- Developer: Apache Software Foundation
- Stable release: 5.2.1 / 26 February 2021; 5 years ago
- Written in: Java, JavaScript
- Operating system: Cross-platform
- Platform: Java virtual machine
- License: Apache License 2.0
- Website: oozie.apache.org
- Repository: Oozie Repository

= Apache Oozie =

Workflow scheduler for Apache Hadoop

Apache Oozie is a server-based workflow scheduling system to manage Hadoop jobs.

Workflows in Oozie are defined as a collection of control flow and action nodes in a directed acyclic graph. Control flow nodes define the beginning and the end of a workflow (start, end, and failure nodes) as well as a mechanism to control the workflow execution path (decision, fork, and join nodes). Action nodes are the mechanism by which a workflow triggers the execution of a computation/processing task. Oozie provides support for different types of actions including Hadoop MapReduce, Hadoop distributed file system operations, Pig, SSH, and email. Oozie can also be extended to support additional types of actions.

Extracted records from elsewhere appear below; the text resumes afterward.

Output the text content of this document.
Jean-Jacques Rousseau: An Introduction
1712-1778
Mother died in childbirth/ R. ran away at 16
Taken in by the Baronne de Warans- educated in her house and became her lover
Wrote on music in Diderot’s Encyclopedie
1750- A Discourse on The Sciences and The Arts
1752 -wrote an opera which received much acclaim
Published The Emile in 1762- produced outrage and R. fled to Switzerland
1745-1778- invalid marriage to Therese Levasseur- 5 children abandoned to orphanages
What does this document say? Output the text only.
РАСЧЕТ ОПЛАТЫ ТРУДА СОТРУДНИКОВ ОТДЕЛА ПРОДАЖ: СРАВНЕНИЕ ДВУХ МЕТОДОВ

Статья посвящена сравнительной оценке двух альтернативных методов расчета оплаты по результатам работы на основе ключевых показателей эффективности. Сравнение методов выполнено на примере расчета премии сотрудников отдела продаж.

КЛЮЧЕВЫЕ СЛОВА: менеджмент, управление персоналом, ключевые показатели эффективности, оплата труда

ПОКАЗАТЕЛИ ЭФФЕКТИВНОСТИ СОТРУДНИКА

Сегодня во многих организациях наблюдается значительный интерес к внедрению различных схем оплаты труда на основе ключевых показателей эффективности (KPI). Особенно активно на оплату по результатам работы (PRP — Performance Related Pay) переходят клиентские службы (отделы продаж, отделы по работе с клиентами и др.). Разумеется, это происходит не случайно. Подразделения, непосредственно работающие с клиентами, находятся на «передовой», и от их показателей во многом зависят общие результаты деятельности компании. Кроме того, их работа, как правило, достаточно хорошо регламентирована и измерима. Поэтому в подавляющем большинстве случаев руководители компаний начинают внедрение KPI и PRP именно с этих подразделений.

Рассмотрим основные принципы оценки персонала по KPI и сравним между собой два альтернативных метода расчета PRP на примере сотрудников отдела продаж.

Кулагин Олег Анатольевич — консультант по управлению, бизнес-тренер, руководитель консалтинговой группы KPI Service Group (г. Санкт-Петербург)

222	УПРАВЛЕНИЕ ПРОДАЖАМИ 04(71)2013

Oozie workflows can be parameterised using variables such as ${inputDir} within the workflow definition. When submitting a workflow job, values for the parameters must be provided. If properly parameterized (using different output directories), several identical workflow jobs can run concurrently.

Oozie is implemented as a Java web application that runs in a Java servlet container and is distributed under the Apache License 2.0.

In February 2025, the Apache Oozie project was officially retired by the Apache Software Foundation.